Teilweise werden die Vorgaben des G-BA zur Steigerung der Mindestmengen diese Effekte ohnehin fördern, etwa bei den Pankreas-Operationen, bei denen die derzeitige Mindestmenge bei zehn Fällen pro Jahr liegt. Ab 2025 gilt eine Mindestmenge von 20 Fällen pro Jahr. Voraussichtlich werden dann nur noch fünf bis sieben Krankenhäuser diese Mindestzahlen erfüllen. Zuletzt haben bis zu 18 Kliniken pro Jahr derartige Operationen durchgeführt. Hier zeigt sich die andere Seite der gestuften Versorgung in Sachsen-Anhalt: Komplexe und lebenswichtige Operationen werden zentralisiert in spezialisierten Krankenhäusern erbracht, weil dies nachweislich die besseren medizinischen Ergebnisse liefert.

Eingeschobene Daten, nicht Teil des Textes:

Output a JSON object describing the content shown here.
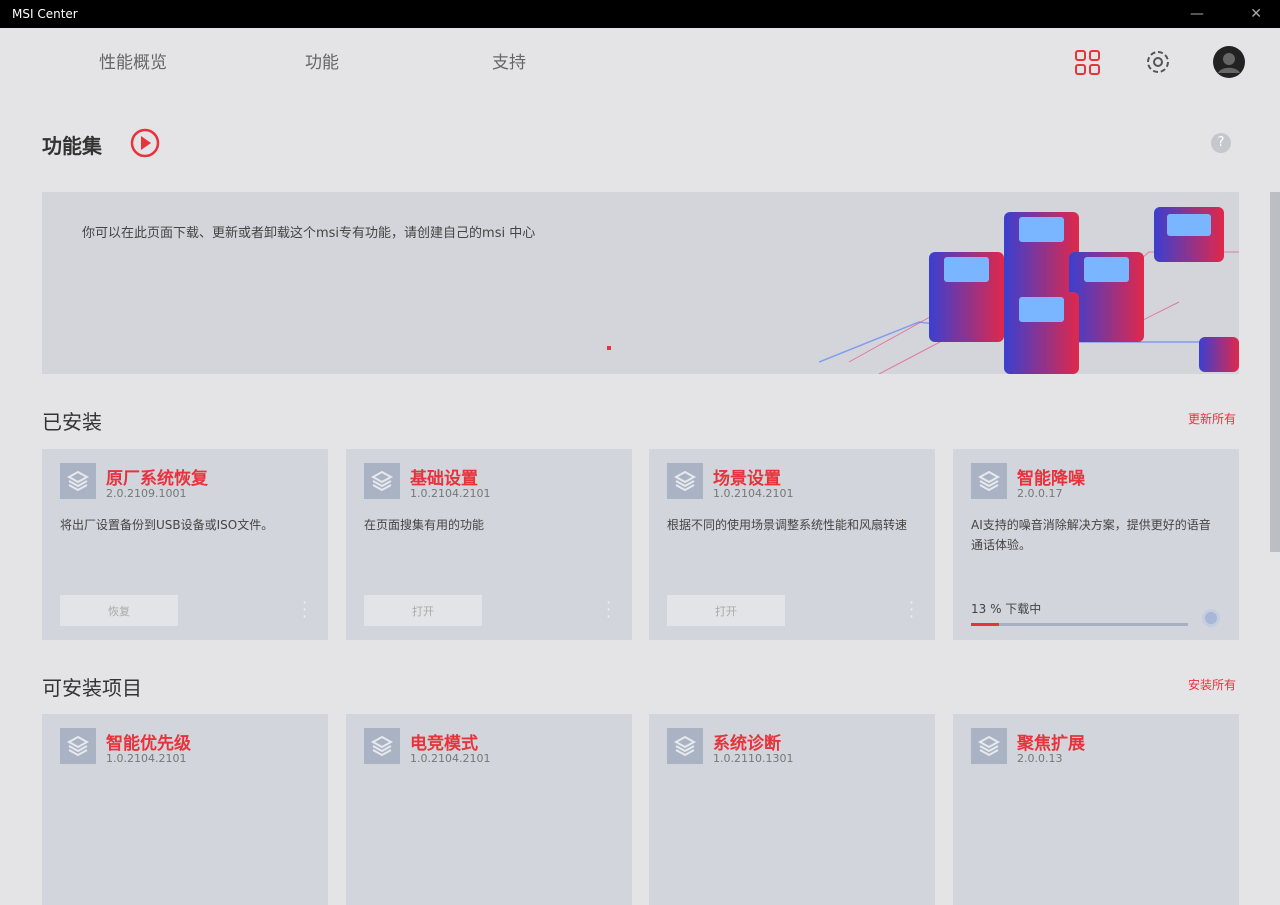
{
  "window": {
    "title": "MSI Center",
    "minimize": "—",
    "close": "✕"
  },
  "nav": {
    "tabs": [
      "性能概览",
      "功能",
      "支持"
    ]
  },
  "page": {
    "title": "功能集",
    "help": "?"
  },
  "banner": {
    "text": "你可以在此页面下载、更新或者卸载这个msi专有功能，请创建自己的msi 中心"
  },
  "installed": {
    "title": "已安装",
    "action": "更新所有",
    "cards": [
      {
        "name": "原厂系统恢复",
        "version": "2.0.2109.1001",
        "desc": "将出厂设置备份到USB设备或ISO文件。",
        "button": "恢复"
      },
      {
        "name": "基础设置",
        "version": "1.0.2104.2101",
        "desc": "在页面搜集有用的功能",
        "button": "打开"
      },
      {
        "name": "场景设置",
        "version": "1.0.2104.2101",
        "desc": "根据不同的使用场景调整系统性能和风扇转速",
        "button": "打开"
      },
      {
        "name": "智能降噪",
        "version": "2.0.0.17",
        "desc": "AI支持的噪音消除解决方案，提供更好的语音通话体验。",
        "progress_label": "13 % 下载中",
        "progress": 13
      }
    ]
  },
  "available": {
    "title": "可安装项目",
    "action": "安装所有",
    "cards": [
      {
        "name": "智能优先级",
        "version": "1.0.2104.2101"
      },
      {
        "name": "电竞模式",
        "version": "1.0.2104.2101"
      },
      {
        "name": "系统诊断",
        "version": "1.0.2110.1301"
      },
      {
        "name": "聚焦扩展",
        "version": "2.0.0.13"
      }
    ]
  },
  "colors": {
    "accent": "#e8323c"
  }
}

Ambulant und stationär enger verzahnen
Die Gutachter halten es für unbedingt erforderlich, dass alle Möglichkeiten einer sektorenübergreifenden Versorgung genutzt werden. Dies betrifft einerseits bereits etablierte Modelle der Zusammenarbeit zwischen niedergelassenen Ärztinnen und Ärzten und den Krankenhäusern, die ausgebaut werden können. Dazu zählen aber auch ambulante Angebote (MVZ) durch Krankenhäuser oder ggf. auch Kommunen. Notwendig sind aber auch neue Modelle, in denen Krankenhausärzte im Bereich der ambulanten Behandlung Lücken füllen und tätig werden können. Hier sind einige, noch nicht sehr oft genutzte Möglichkeiten vorhanden. Im Rahmen von Modellprojekten kann das Land hier neue Ansätze weiter erproben. Das Land fördert in diesem Sinne bereits die engere Verzahnung von ambulanten und stationären Angeboten an den Krankenhäusern in Gardelegen. Geplant ist auch ein Projekt in Genthin zur Erprobung einer ambulant-stationären Versorgung.
Rolle der Unikliniken
Die Universitätskliniken sollen künftig eine stärkere Steuerung übernehmen. Nötig sei eine „koordinierende Rolle und die Projektmanagementkompetenz, um neue Ansätze zur Verbesserung der Versorgung in die Umsetzung zu bringen“. Durch Telemedizin sollen Experten beispielsweise kleinere Kliniken unterstützen. So könnten Spezialisten in die Behandlung eingebunden werden, ohne dass die Patienten lange Fahrzeiten auf sich nehmen müssten, hieß es. Die Versorgung müsse insgesamt effizienter werden, sagte der Ärztliche Direktor des Universitätsklinikums Halle, Thomas Moesta.
Das Gutachten wird in den kommenden Wochen final abgeschlossen und soll unter Berücksichtigung der Krankenhausreform des Bundes die Grundlage für die weiteren Planungen im Land sein.